Is there a way to formulate the following Linear Program in a mixed-integer LP that I could solve with most linear programs in R/Python that support Mixed Integer Linear Programs (MILP)?
So my question is: How can I use a combination of integer, binary and continuous variables to reformulate the constraints (1) below?
Constants: $C_i$ (factor exposure), $x_i^a$ (initial weight)

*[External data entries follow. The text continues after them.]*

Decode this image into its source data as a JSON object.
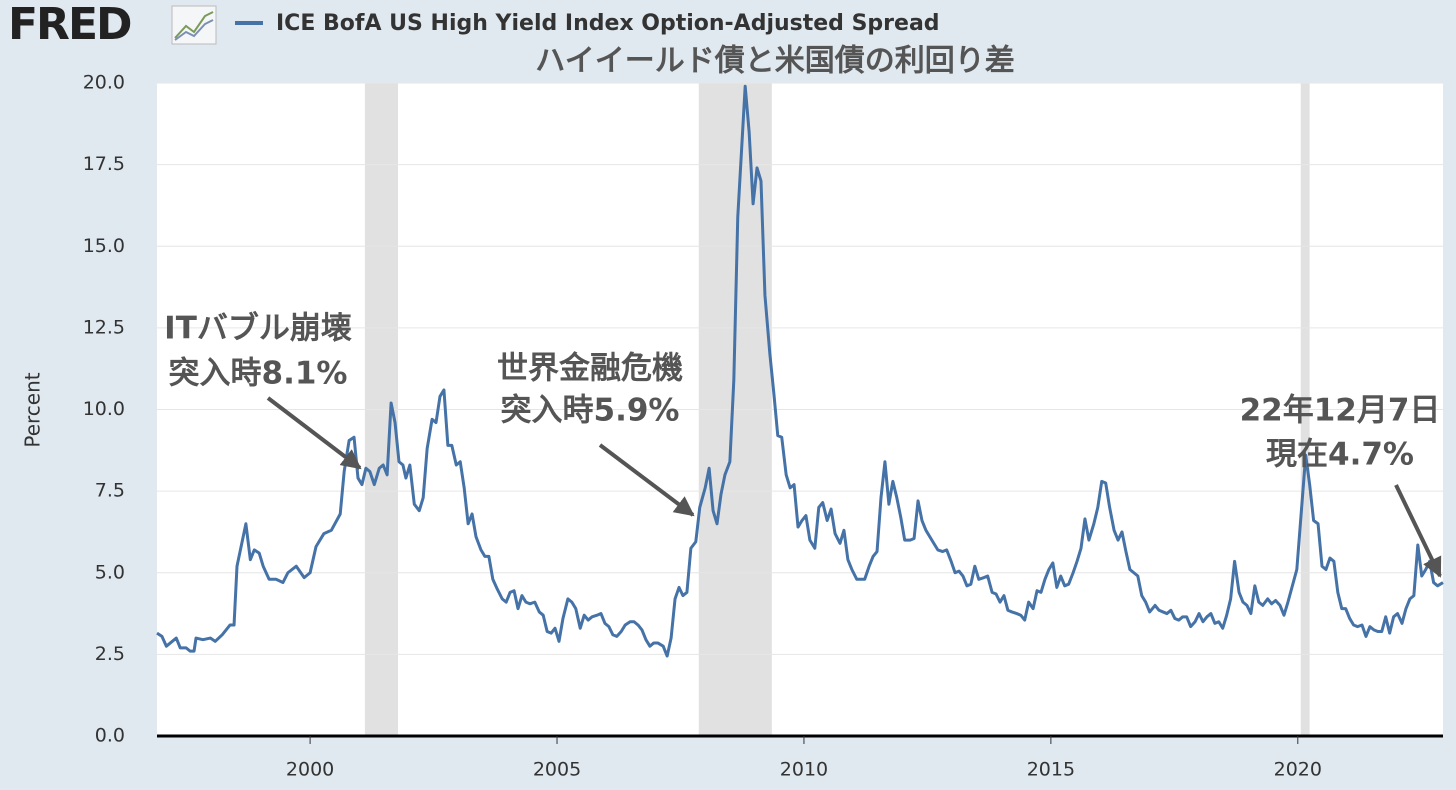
{
  "logo": "FRED",
  "chart_data": {
    "type": "line",
    "title": "ハイイールド債と米国債の利回り差",
    "ylabel": "Percent",
    "series": [
      {
        "name": "ICE BofA US High Yield Index Option-Adjusted Spread",
        "color": "#4572a7",
        "values": [
          3.15,
          3.05,
          2.75,
          2.9,
          3.0,
          2.7,
          2.7,
          2.6,
          2.6,
          3.0,
          2.95,
          3.0,
          2.9,
          3.1,
          3.4,
          3.4,
          5.2,
          6.5,
          5.4,
          5.7,
          5.6,
          5.2,
          4.8,
          4.8,
          4.7,
          5.0,
          5.2,
          4.85,
          5.0,
          5.8,
          6.2,
          6.3,
          6.8,
          8.1,
          9.05,
          9.15,
          7.9,
          7.7,
          8.2,
          8.1,
          7.7,
          8.2,
          8.3,
          8.0,
          10.2,
          9.6,
          8.4,
          8.3,
          7.9,
          8.3,
          7.1,
          6.9,
          7.3,
          8.8,
          9.7,
          9.6,
          10.4,
          10.6,
          8.9,
          8.9,
          8.3,
          8.4,
          7.6,
          6.5,
          6.8,
          6.1,
          5.7,
          5.5,
          5.5,
          4.8,
          4.5,
          4.2,
          4.1,
          4.4,
          4.45,
          3.9,
          4.3,
          4.1,
          4.05,
          4.1,
          3.8,
          3.7,
          3.2,
          3.15,
          3.3,
          2.9,
          3.6,
          4.2,
          4.1,
          3.9,
          3.3,
          3.7,
          3.55,
          3.65,
          3.7,
          3.75,
          3.45,
          3.35,
          3.1,
          3.05,
          3.2,
          3.4,
          3.5,
          3.5,
          3.4,
          3.25,
          2.95,
          2.75,
          2.85,
          2.85,
          2.75,
          2.45,
          3.0,
          4.2,
          4.55,
          4.3,
          4.4,
          5.75,
          5.95,
          7.0,
          7.6,
          8.2,
          6.9,
          6.5,
          7.4,
          8.0,
          8.4,
          10.9,
          15.9,
          19.9,
          18.5,
          16.3,
          17.4,
          17.0,
          13.5,
          11.7,
          10.5,
          9.2,
          9.15,
          8.0,
          7.6,
          7.7,
          6.4,
          6.6,
          6.75,
          6.0,
          5.75,
          7.0,
          7.15,
          6.6,
          6.95,
          6.2,
          5.9,
          6.3,
          5.4,
          5.1,
          4.8,
          4.8,
          4.8,
          5.2,
          5.5,
          5.65,
          7.3,
          8.4,
          7.1,
          7.8,
          7.3,
          6.7,
          6.0,
          6.0,
          6.05,
          7.2,
          6.6,
          6.3,
          6.1,
          5.9,
          5.7,
          5.65,
          5.7,
          5.35,
          5.0,
          5.05,
          4.9,
          4.6,
          4.65,
          5.2,
          4.8,
          4.85,
          4.9,
          4.4,
          4.35,
          4.1,
          4.3,
          3.85,
          3.8,
          3.75,
          3.7,
          3.55,
          4.1,
          3.9,
          4.45,
          4.4,
          4.8,
          5.1,
          5.3,
          4.55,
          4.9,
          4.6,
          4.65,
          5.0,
          5.35,
          5.75,
          6.65,
          6.0,
          6.5,
          7.0,
          7.8,
          7.75,
          7.0,
          6.3,
          6.0,
          6.25,
          5.65,
          5.1,
          5.0,
          4.9,
          4.3,
          4.1,
          3.8,
          4.0,
          3.85,
          3.8,
          3.75,
          3.85,
          3.6,
          3.55,
          3.65,
          3.65,
          3.35,
          3.5,
          3.75,
          3.5,
          3.65,
          3.75,
          3.45,
          3.5,
          3.3,
          3.7,
          4.2,
          5.35,
          4.4,
          4.1,
          4.0,
          3.75,
          4.6,
          4.1,
          4.0,
          4.2,
          4.05,
          4.15,
          4.0,
          3.7,
          4.1,
          5.1,
          8.6,
          7.7,
          6.6,
          6.5,
          5.2,
          5.1,
          5.45,
          5.35,
          4.4,
          3.9,
          3.9,
          3.6,
          3.4,
          3.35,
          3.4,
          3.05,
          3.35,
          3.25,
          3.2,
          3.2,
          3.65,
          3.15,
          3.65,
          3.75,
          3.45,
          3.9,
          4.2,
          4.3,
          5.85,
          4.9,
          5.1,
          5.35,
          4.7,
          4.6,
          4.7
        ]
      }
    ],
    "x": [
      1996.9,
      1997.0,
      1997.09,
      1997.21,
      1997.29,
      1997.37,
      1997.49,
      1997.57,
      1997.65,
      1997.69,
      1997.83,
      1997.98,
      1998.08,
      1998.22,
      1998.38,
      1998.46,
      1998.52,
      1998.7,
      1998.79,
      1998.87,
      1998.97,
      1999.05,
      1999.17,
      1999.31,
      1999.45,
      1999.55,
      1999.72,
      1999.88,
      2000.0,
      2000.12,
      2000.28,
      2000.43,
      2000.61,
      2000.69,
      2000.79,
      2000.89,
      2000.97,
      2001.05,
      2001.13,
      2001.21,
      2001.3,
      2001.4,
      2001.48,
      2001.56,
      2001.64,
      2001.72,
      2001.8,
      2001.88,
      2001.94,
      2002.02,
      2002.11,
      2002.21,
      2002.29,
      2002.37,
      2002.47,
      2002.55,
      2002.63,
      2002.71,
      2002.79,
      2002.87,
      2002.96,
      2003.04,
      2003.12,
      2003.2,
      2003.28,
      2003.36,
      2003.46,
      2003.54,
      2003.62,
      2003.7,
      2003.79,
      2003.89,
      2003.97,
      2004.05,
      2004.13,
      2004.21,
      2004.29,
      2004.37,
      2004.45,
      2004.55,
      2004.64,
      2004.72,
      2004.8,
      2004.88,
      2004.96,
      2005.04,
      2005.12,
      2005.22,
      2005.3,
      2005.38,
      2005.47,
      2005.55,
      2005.63,
      2005.71,
      2005.81,
      2005.89,
      2005.97,
      2006.05,
      2006.13,
      2006.21,
      2006.3,
      2006.38,
      2006.48,
      2006.56,
      2006.64,
      2006.72,
      2006.8,
      2006.88,
      2006.96,
      2007.04,
      2007.15,
      2007.23,
      2007.31,
      2007.39,
      2007.47,
      2007.55,
      2007.63,
      2007.71,
      2007.81,
      2007.89,
      2008.0,
      2008.08,
      2008.16,
      2008.24,
      2008.32,
      2008.4,
      2008.5,
      2008.58,
      2008.66,
      2008.81,
      2008.89,
      2008.97,
      2009.05,
      2009.13,
      2009.21,
      2009.31,
      2009.39,
      2009.47,
      2009.55,
      2009.64,
      2009.72,
      2009.8,
      2009.88,
      2009.96,
      2010.04,
      2010.12,
      2010.22,
      2010.3,
      2010.38,
      2010.47,
      2010.55,
      2010.63,
      2010.73,
      2010.81,
      2010.89,
      2010.97,
      2011.07,
      2011.15,
      2011.23,
      2011.32,
      2011.4,
      2011.48,
      2011.56,
      2011.64,
      2011.72,
      2011.8,
      2011.88,
      2011.96,
      2012.04,
      2012.15,
      2012.23,
      2012.31,
      2012.39,
      2012.47,
      2012.55,
      2012.63,
      2012.71,
      2012.81,
      2012.89,
      2012.98,
      2013.06,
      2013.14,
      2013.22,
      2013.3,
      2013.38,
      2013.46,
      2013.54,
      2013.64,
      2013.72,
      2013.81,
      2013.89,
      2013.97,
      2014.05,
      2014.13,
      2014.21,
      2014.31,
      2014.39,
      2014.47,
      2014.55,
      2014.64,
      2014.72,
      2014.8,
      2014.88,
      2014.96,
      2015.04,
      2015.12,
      2015.2,
      2015.28,
      2015.36,
      2015.45,
      2015.53,
      2015.61,
      2015.69,
      2015.77,
      2015.87,
      2015.95,
      2016.03,
      2016.11,
      2016.19,
      2016.28,
      2016.36,
      2016.44,
      2016.52,
      2016.6,
      2016.68,
      2016.76,
      2016.84,
      2016.92,
      2017.0,
      2017.11,
      2017.19,
      2017.27,
      2017.35,
      2017.43,
      2017.51,
      2017.59,
      2017.67,
      2017.75,
      2017.83,
      2017.92,
      2018.0,
      2018.08,
      2018.16,
      2018.24,
      2018.32,
      2018.4,
      2018.48,
      2018.56,
      2018.64,
      2018.72,
      2018.81,
      2018.89,
      2018.97,
      2019.05,
      2019.13,
      2019.21,
      2019.29,
      2019.39,
      2019.47,
      2019.55,
      2019.64,
      2019.72,
      2019.8,
      2019.98,
      2020.16,
      2020.24,
      2020.32,
      2020.41,
      2020.49,
      2020.57,
      2020.65,
      2020.73,
      2020.81,
      2020.89,
      2020.97,
      2021.05,
      2021.13,
      2021.21,
      2021.3,
      2021.38,
      2021.46,
      2021.54,
      2021.62,
      2021.7,
      2021.78,
      2021.86,
      2021.94,
      2022.02,
      2022.11,
      2022.19,
      2022.27,
      2022.35,
      2022.43,
      2022.51,
      2022.59,
      2022.67,
      2022.75,
      2022.83,
      2022.94
    ],
    "xlim": [
      1996.9,
      2022.94
    ],
    "xticks": [
      2000,
      2005,
      2010,
      2015,
      2020
    ],
    "ylim": [
      0,
      20
    ],
    "yticks": [
      {
        "value": 0,
        "label": "0.0"
      },
      2.5,
      {
        "value": 5,
        "label": "5.0"
      },
      7.5,
      {
        "value": 10,
        "label": "10.0"
      },
      12.5,
      {
        "value": 15,
        "label": "15.0"
      },
      17.5,
      {
        "value": 20,
        "label": "20.0"
      }
    ],
    "grid": true,
    "recessions": [
      [
        2001.11,
        2001.78
      ],
      [
        2007.87,
        2009.35
      ],
      [
        2020.06,
        2020.24
      ]
    ],
    "recession_color": "#e1e1e1",
    "annotations": [
      {
        "lines": [
          "ITバブル崩壊",
          "突入時8.1%"
        ]
      },
      {
        "lines": [
          "世界金融危機",
          "突入時5.9%"
        ]
      },
      {
        "lines": [
          "22年12月7日",
          "現在4.7%"
        ]
      }
    ]
  }
}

Decision variables: $x_i$ (portfolio weight)
Portfolio Maximization:
$\max_{x_{i}}\sum_{i=1}^{N}x_{i}\cdot C_{i}$
subject to:
(1) $\boldsymbol{1}_{\left\{ x_{i}\geq x_{i}^{a}\right\} }\left(x_{i}-x_{i}^{a}\right)\in\{0\}\cup\left[0.025,\infty\right],\forall i$ (Minimum purchase size of 0.025)
where
$\boldsymbol{1}_{\left\{ x_{i}\geq x_{i}^{a}\right\} }=\begin{cases}
1 & \text{if } x_{i} \geq x_{i}^{a}\\
0 & \text{otherwise}
\end{cases}$
Best Answer
Introduce a small constant tolerance $\epsilon > 0$, binary decision variables $y_i^1$ and $y_i^2$, and linear constraints \begin{align} y_i^1 + y_i^2 &\le 1 &&\text{for all $i$} \tag1\\ (0-x_i^a) y_i^1 + 0.025 y_i^2 \le x_i - x_i^a &\le -\epsilon y_i^1 + (1-x_i^a)y_i^2 &&\text{for all $i$} \tag2\\ \end{align} Constraints $(1)$ and $(2)$ enforce $x_i - x_i^a \le -\epsilon \lor x_i - x_i^a = 0 \lor x_i - x_i^a \ge 0.025$. Explicitly, the three cases are \begin{align} (y_i^1,y_i^2)=(1,0): && -x_i^a \le x_i - x_i^a &\le -\epsilon \\ (y_i^1,y_i^2)=(0,0): && 0 \le x_i - x_i^a &\le 0 \\ (y_i^1,y_i^2)=(0,1): && 0.025 \le x_i - x_i^a &\le 1-x_i^a \\ \end{align}
More simply, introduce a binary decision variable $z_i$ and linear constraints $$-x_i^a (1-z_i) + 0.025 z_i \le x_i - x_i^a \le (1-x_i^a)z_i \text{ for all $i$}$$
If $z_i=0$, the constraint implies $-x_i^a \le x_i - x_i^a \le 0$, so $x_i \le x_i^a$.
If $z_i=1$, the constraint implies $0.025 \le x_i - x_i^a \le 1-x_i^a$, so $x_i \ge x_i^a + 0.025$.